Like the secular New Year, Rosh Hashanah is a celebration. It, too, is joyous. But as it acknowledges the awesome events of the past year and the utter mystery of the year yet to come, Rosh Hashanah is far more solemn that its Jan. 1 equivalent.

Different kinds of resolutions

It’s easy to say that we’re going to lose weight, or spend more time with our family, or cut down on Internet ego-surfing. What’s hard, of course, is to actually do those things.

And yet, it is precisely the doing – self-reflection, making amends and changing – which constitutes the central theme of the Rosh Hashanah season.

We call it teshuvah in Hebrew – atonement. Literally, the word means “return.” It is the process by which we return to our best selves.

In Judaism, the process of atonement is far more difficult and complex than mumbling, “I’m sorry,” and going on with our lives.

Instead, it’s a five-step process of change and transformation:

1. Evaluating ourselves – brutally, if necessary.

2. Changing our behavior.

3. Apologizing (this step doesn’t work if it comes before step 2 above).

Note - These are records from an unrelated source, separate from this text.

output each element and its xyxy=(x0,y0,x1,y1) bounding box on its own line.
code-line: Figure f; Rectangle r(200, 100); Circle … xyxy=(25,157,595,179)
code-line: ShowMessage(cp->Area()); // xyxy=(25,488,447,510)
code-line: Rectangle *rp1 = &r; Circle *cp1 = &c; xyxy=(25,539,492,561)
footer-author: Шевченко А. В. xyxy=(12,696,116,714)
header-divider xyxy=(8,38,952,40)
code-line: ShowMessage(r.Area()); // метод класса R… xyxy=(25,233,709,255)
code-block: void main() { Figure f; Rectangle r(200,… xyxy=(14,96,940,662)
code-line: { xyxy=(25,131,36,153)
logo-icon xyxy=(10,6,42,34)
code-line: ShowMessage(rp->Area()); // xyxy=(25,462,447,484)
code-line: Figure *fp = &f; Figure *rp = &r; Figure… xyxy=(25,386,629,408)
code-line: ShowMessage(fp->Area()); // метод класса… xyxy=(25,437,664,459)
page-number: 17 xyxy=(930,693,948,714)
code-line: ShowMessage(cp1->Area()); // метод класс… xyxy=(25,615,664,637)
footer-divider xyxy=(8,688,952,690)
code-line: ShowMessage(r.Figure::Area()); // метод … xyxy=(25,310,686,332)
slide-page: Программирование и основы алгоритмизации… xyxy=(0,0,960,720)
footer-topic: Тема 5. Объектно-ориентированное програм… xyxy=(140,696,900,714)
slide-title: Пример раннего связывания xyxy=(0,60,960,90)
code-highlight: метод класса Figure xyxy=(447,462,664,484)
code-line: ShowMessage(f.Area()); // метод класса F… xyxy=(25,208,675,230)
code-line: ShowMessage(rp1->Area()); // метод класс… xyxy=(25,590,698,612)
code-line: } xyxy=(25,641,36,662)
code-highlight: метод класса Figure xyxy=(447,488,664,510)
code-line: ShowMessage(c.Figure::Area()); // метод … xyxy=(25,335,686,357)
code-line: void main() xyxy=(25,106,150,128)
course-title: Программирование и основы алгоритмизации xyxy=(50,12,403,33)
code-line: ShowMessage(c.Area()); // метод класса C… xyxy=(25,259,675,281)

4. Compensating our victims.

5. Maintaining the change over the long haul.

Done right, of course, teshuvah can be an awful, gut-wrenching and also magnificently transformative process. It calls upon us to re-create ourselves, to transform our old flawed selves into new and better selves. It is the most profoundly human of all human acts.

Don’t worry. On New Year’s Eve, we Jews will be out tooting our horns and singing “Auld Lang Syne” along with everyone else. But starting Sept. 4 this year and on every Rosh Hashanah hence, we’ll gather to sing different songs, toot different horns and celebrate our New Year quite differently.

Now if only we can get the modern-day Guy Lombardos to play a few numbers in Hebrew.

Rabbi Mark Glickman has served as rabbi of Congregation Kol Shalom on Bainbridge Island since 2004.